Billie was an early vegetarian and then vegan, lived a self sufficient lifestyle in the bush, and then plunged into the entertainment scene in Sydney, becoming a playwright and stand-up comic. This led her to meet American improv comic Andrew Einspruch, who she promptly married in 1987. Animal rescue started not long after.
The couple were involved in the natural horse scene in the early 1990s and rescued many horses in need, moving to the Southern Tablelands from the Blue Mountains to accomodate the animals, and to write children’s books, as well as for film and television.
Billie also explored indigenous cultures and wisdom from around the world, including Ireland where her roots are, and used her innate gift of telepathy to communicate with and help animals in need around the globe. She was in demand as a speaker and teacher, always championing the right for every animal to live their precious lives naturally and fully, and helping humans understand the Universal Language to understand, and thus treat, animals better and more kindly. In 2008 she wrote and published her signature book Secret Animal Business, based on those years.
After three decades, she “retired” from that to keep up with the demands of the growing sanctuary and the animals in her care. In between tending, animals she still loves to write about animals, nature and the unseen, and take photographs of animals and nature, which she hopes will uplift and inspire others and make a difference to how they see the world.
Though the Deep Peace Trust, Billie continues to advocate for the rights of animals to live their lives in peace, and building a world where they already can is her focus — and this is A Place of Peace.
About Andrew
Andrew grew up in Texas with one cat, Boots. A computer nerd and improv comedy whizz in Atlanta, Andrew moved to Australia for good after he met Billie in 1986. They married in 1987, performed together, and took on an expanding family of animals in need. He’s also a decades-long vegetarian turned vegan.
Andrew and Billie worked together in film and TV and Andrew wrote over 100 children’s book for the education market.

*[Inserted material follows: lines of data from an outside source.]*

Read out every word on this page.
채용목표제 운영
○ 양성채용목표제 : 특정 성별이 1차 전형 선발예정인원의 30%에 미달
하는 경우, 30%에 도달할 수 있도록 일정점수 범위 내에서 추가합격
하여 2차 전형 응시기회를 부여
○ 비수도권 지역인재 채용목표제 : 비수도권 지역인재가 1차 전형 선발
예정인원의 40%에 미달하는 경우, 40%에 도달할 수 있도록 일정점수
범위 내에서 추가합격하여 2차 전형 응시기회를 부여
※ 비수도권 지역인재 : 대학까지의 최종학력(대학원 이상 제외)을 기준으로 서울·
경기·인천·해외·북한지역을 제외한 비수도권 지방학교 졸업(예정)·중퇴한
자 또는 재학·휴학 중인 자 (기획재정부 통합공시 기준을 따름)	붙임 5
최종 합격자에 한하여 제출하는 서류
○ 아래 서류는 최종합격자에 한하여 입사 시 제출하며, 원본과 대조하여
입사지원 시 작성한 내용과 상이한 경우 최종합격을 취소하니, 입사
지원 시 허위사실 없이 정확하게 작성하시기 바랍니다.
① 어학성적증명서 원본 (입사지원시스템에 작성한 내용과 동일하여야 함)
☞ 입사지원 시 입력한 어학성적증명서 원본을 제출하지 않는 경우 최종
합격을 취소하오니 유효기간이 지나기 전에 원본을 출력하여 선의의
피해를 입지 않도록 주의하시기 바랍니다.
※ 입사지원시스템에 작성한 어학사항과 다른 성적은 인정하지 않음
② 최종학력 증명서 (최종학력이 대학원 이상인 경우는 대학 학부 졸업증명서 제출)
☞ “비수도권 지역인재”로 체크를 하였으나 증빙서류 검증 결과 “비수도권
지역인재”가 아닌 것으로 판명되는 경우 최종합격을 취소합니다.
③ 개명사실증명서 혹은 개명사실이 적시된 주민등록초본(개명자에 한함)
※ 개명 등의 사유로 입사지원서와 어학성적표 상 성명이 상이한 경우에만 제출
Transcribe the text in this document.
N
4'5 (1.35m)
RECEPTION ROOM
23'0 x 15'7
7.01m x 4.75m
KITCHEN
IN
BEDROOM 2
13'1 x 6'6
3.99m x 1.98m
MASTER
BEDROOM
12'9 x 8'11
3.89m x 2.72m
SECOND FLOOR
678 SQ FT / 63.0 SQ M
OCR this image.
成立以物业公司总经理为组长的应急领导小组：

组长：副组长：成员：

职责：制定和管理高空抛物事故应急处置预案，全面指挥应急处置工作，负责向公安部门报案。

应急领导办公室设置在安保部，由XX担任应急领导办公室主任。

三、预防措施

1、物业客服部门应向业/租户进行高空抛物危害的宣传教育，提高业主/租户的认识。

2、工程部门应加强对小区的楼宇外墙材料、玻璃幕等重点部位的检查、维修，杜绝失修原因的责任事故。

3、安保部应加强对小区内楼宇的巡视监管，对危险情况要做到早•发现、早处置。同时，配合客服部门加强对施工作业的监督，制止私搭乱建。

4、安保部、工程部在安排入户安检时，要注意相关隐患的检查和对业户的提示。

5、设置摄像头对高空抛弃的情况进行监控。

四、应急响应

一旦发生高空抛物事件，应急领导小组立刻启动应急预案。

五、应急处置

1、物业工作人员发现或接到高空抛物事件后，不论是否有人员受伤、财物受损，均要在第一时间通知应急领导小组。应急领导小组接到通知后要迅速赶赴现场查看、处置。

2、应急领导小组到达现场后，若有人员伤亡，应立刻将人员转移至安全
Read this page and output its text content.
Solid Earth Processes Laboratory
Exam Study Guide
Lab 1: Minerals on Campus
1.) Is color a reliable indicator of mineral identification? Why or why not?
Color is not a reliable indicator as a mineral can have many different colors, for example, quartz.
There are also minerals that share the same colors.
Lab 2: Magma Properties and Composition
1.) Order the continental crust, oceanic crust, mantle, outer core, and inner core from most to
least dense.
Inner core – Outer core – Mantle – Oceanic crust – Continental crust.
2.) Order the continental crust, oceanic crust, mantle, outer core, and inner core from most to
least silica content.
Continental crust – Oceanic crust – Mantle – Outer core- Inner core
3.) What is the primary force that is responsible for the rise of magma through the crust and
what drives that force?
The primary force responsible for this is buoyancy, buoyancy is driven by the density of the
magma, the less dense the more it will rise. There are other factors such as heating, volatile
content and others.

Today Andrew is the farm manager, fixer of leaks, tractor driver, and main hay feeder, and still manages to juggle (not easily) writing an award-winning humorous fantasy series, The Western Lands and All That Really Matters, and holding down a full time “day”job, which he took on to help support the sanctuary financially during the drought. To be honest, he would much rather be fixing fences, feeding out hay, and conjuring stories as he goes. Of course, in Andrew’s books, the animals are all equal to humans and he draws a lot on his sanctuary life as inspiration.
About Tamsin
Tamsin has never eaten animals and voiced that preference to the wider family as soon as she was verbal. Home-schooled, she participated in the family excursion into film, starring in Finding Joy (which Billie wrote to address some dog issues like deaf dogs and dogs on backs of utes), and 7 Days with 7 Dogs, in which the family took their then seven rescue dogs on the trip of a doggy lifetime. Today, in her mid-twenties, Tamsin still contributes to the daily running of the sanctuary, and loves to world-build and write.
Sanctuary and Family Life
This is the story of a family of three who have a huge heart for animals. The sanctuary is a way of life, demanding 24×7 on-call care, and it’s not for the faint-hearted. So many carers are constantly exhausted and shocked to find they lose friends and careers along the way, and we are no exception. During the drought and fires we had no government support, but were grateful for friends and community support to provide us with human food when every cent of ours was going on hay and water. The challenge to find the thousands of dollars we needed every week during this unprecedented time, was incredibly stressful but for us, the animals came first.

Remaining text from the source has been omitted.